During his first nine months in Bali, Gbenro used a tourist visa. Indonesia offers tourists a single-entry visa valid for 60 days and allows four 30-day extensions, totaling up to a six-month stay. Gbenro would travel to Singapore or Malaysia for brief trips once his visa expired, then renew it upon his return.
Soon after, he switched to an investor visa, which requires proof that you are contributing to the local economy. Gbenro has grown his marketing business to help people advertise their properties in Indonesia to qualify for the visa, which he renews with the local government every two years.
As an entrepreneur, Gbenro earns around $140,000 a year. In addition to its consulting business, Gbenro organizes several conferences for digital nomads, including the Digital Nomads Summit, which attracts thousands of people and will be held in Bali in September.

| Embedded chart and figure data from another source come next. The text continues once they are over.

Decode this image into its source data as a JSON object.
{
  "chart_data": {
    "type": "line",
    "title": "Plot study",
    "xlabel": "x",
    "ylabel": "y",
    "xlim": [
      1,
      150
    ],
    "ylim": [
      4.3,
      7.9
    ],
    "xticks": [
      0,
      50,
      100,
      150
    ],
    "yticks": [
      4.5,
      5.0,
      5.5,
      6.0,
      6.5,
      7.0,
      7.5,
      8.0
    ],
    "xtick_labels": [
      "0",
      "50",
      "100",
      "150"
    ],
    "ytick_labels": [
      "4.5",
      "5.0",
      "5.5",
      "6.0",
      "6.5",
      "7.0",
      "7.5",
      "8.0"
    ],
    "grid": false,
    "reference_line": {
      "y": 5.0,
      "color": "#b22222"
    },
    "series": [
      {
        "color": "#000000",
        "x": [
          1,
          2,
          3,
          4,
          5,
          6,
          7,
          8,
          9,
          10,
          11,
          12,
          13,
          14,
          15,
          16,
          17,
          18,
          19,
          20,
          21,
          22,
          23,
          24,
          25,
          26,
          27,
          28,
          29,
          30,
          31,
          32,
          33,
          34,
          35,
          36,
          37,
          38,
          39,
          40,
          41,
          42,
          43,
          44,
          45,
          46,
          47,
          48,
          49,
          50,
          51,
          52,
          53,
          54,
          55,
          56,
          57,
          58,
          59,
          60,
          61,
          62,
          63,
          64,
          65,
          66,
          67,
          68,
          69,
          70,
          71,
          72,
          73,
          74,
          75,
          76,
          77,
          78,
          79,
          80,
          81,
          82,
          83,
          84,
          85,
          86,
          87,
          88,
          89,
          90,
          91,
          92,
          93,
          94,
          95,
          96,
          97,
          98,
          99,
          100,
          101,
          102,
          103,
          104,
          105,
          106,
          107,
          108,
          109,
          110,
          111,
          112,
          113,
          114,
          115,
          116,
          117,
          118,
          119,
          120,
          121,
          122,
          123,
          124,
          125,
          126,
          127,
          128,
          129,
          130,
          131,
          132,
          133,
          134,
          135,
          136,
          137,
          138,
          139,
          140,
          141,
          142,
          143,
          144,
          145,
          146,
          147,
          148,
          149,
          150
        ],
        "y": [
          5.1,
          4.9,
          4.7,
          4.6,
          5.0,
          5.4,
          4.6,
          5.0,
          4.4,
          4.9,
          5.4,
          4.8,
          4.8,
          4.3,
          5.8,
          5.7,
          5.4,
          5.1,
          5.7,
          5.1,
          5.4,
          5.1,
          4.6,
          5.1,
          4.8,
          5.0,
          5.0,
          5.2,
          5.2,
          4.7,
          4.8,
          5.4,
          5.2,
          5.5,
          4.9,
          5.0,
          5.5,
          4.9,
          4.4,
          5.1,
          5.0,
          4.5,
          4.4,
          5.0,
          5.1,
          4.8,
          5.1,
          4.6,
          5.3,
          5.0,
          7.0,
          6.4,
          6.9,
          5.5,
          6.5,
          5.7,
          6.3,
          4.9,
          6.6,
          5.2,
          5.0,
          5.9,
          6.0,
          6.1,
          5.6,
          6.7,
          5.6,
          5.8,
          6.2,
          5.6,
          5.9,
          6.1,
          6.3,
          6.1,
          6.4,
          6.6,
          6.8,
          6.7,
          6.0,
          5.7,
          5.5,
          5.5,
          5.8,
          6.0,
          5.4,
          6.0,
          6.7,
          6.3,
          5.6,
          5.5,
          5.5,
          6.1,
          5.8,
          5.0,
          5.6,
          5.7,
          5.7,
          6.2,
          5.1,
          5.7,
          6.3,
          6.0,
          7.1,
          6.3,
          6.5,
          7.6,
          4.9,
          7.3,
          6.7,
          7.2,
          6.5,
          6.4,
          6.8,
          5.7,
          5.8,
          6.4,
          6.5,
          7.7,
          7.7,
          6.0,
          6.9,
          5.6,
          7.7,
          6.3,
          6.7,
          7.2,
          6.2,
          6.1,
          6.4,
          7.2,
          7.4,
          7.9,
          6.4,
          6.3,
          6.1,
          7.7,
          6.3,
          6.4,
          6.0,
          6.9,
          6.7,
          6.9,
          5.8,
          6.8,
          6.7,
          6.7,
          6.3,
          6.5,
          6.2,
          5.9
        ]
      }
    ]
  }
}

His biggest expenses are his rent and utilities, which together add up to about $1,010 a month. Gbenro lives in a one-bedroom apartment in a building with a private gym, swimming pool and restaurant on the ground floor.
He spends about $600 a month on takeout and dining out, often ordering food from local restaurants on a popular app called Gojek. Gbenro’s other larger expenses include health insurance, transportation (he rents a motorbike), and travel.
Gbenro likes to travel at least once a month and often ventures to Uluwatu, a small area on the southwestern tip of Bali famous for its surfing.
“I probably spend about the same amount of money I would spend each month if I lived in San Diego, but my quality of life is much better,” he says. “I live a life of luxury.”
Here is a monthly breakdown of Gbenro’s expenses (as of January 2022):
Rent and charges: $1,010
Health insurance: $137
Fall in love with Bali
Gbenro says the hardest part of building her new life in Bali has been dealing with loneliness. “I went to the beach every day, drank coconuts and saw beautiful sunsets, but I lived alone and had no friends here,” he explains.
Once he started visiting coworking spaces in Bali and attending in-person networking events, Gbenro says it became much easier to form close friendships with other expats and locals. He knows conversational Indonesian, but says many people living in Bali also speak English.
“I was really loved and welcomed by the Balinese,” he says. “Everyone is always smiling – there’s a really genuine, heart-centered tone here that you can’t find anywhere else.”